Ciekawe, że według nowego raportu Statistics Canada, mieszkańcy Vancouveru są wyjątkowo mało zadowoleni z życia. Z kolei najmniej narzekają mieszkańcy Saguenay, Que. (ocena 8,2 na 10 możliwych punktów). Wysoki poziom zadowolenia przejawiają też mieszkańcy Trois-Rivieres, Que. i St. John's. Na drugim końcu znalazły się właśnie Vancouver (7,8 pkt), Toronto i Windsor. W Sudbury procentowo było najwięcej osób, które oceniły się na 9 lub 10 punktów.

W Vancouverze znowu było ich najmniej (35 proc.). Opracowanie bazuje na wynikach ankiet z lat 2009–2013. Ponadto stwierdzono, że kobiety są bardziej zadowolone niż mężczyźni, a najniższy poziom zadowolenia przejawiają osoby między 40. a 60. rokiem życia. Łatwiej jest być zadowolonym, pozostając w związku małżeńskim, mieszkając w małej miejscowości i oczywiście będąc zdrowym.

Jedną z najbardziej zadowolonych grup są przedstawiciele ludności rdzennej.

 

 

Chińczycy zachęcają do szpiegowania

Montreal

Odwiedzając rodzinę w chińskiej prowincji Xinjiang w kwietniu zeszłego roku, Arkin Kurban z Montrealu dowiedział się, że jest poszukiwany przez policję wewnętrzną. Powiedział mu o tym brat, który pracuje dla rządu. Kurban mieszka w Kanadzie od 15 lat. Pochodzi z mniejszości muzułmańskiej Ujgurów, która mówi po turecku. Postanowił pójść na policję, by wyjaśnić sprawę. Nie chciał mieć w przyszłości kłopotów. Przez 10 godzin próbowano wymusić na nim zeznania i wmówić mu, że nie jest Kanadyjczykiem. W pewnym momencie urzędnik nawet rzucił jego kanadyjskim paszportem.

Z podobnymi historiami do redakcji "The Globe and Mail" zgłosiło się jeszcze pięciu innych Kanadyjczyków pochodzących z mniejszości ujgurskiej. We wszystkich przypadkach podważano ich obywatelstwo, zastraszano, a nawet przekupywano, by zostali szpiegami. O podobnych historiach mówili członkowie społeczności tybetańskiej.

Kurban został wypuszczony pod warunkiem, że będzie monitorował działania członków swojej społeczności. Chińczycy kontaktowali się z nim w listopadzie, ale mówi, że nie przekazał im żadnych informacji.

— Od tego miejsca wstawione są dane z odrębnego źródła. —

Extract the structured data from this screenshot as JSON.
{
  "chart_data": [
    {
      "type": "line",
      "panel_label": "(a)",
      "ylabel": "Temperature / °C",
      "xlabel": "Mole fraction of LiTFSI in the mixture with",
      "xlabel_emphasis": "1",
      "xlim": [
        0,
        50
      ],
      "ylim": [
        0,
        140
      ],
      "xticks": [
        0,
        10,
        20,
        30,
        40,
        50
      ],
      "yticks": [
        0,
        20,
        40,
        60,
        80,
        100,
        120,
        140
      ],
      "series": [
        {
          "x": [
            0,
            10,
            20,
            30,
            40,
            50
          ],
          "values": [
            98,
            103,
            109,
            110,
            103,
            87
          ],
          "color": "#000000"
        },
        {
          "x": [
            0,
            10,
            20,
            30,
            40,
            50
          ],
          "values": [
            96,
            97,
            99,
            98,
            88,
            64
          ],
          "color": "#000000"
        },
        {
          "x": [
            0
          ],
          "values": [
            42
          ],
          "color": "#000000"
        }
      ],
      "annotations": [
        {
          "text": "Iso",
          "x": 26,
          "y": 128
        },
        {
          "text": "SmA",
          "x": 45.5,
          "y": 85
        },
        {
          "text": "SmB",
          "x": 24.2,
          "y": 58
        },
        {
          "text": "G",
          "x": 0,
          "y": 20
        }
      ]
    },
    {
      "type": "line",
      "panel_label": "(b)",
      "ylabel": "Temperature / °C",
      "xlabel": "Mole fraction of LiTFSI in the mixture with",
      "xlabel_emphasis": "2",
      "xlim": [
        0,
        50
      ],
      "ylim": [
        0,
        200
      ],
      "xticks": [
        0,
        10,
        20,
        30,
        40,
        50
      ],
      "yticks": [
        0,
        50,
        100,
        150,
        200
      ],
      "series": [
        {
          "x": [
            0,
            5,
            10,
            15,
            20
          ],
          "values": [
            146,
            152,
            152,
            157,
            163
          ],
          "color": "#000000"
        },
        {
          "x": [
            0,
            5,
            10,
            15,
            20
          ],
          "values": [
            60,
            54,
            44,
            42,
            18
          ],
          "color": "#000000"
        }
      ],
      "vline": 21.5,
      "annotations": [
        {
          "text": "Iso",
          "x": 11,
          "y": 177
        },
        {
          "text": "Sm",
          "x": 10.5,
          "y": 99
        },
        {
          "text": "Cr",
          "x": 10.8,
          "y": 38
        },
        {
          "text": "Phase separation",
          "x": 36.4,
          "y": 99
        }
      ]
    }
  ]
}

Ministerstwo Spraw Zagranicznych i Handlu Międzynarodowego wzywa Chiny do poszanowania praw człowieka i przestrzegania prawa. Jeden z doradców w chińskiej ambasadzie w Ottawie stwierdził natomiast, że nie wierzy w tego typu historie, przedstawiane zarzuty są bezpodstawne.
Ujgurzy zamieszkują prowincję Xinjiang na zachodzie Chin, bogatą w złoża ropy. Pozostają w konflikcie z Chińczykami. Z raportów organizacji zajmujących się prawami człowieka są zniewoleni, prześladowani i zmuszani do migracji. Rząd chiński przypisuje im dążenia separatystyczne, powiązania z fanatykami islamskimi i terrorystami.

 

 

Rusza ekspres na lotnisko

Toronto

W środę premier Kathleen Wynne przekazała, że 6 czerwca pierwsi pasażerowie pojadą pociągiem łączącym stację Union z lotniskiem Pearsona. Uruchomienie połączenia ma wyeliminować tylko w ciągu pierwszego roku 1,2 miliona przejazdów samochodem z miasta na lotnisko. W ten sposób Union-Pearson Express ma pomóc w rozładowaniu korków, a także ma się przysłużyć ochronie środowiska i podnieść konkurencyjność miasta w skali światowej. Ma też oczywiście zrobić dobre wrażenie na osobach, które przylecą do Toronto na Pan Am i ParaPan Am Games.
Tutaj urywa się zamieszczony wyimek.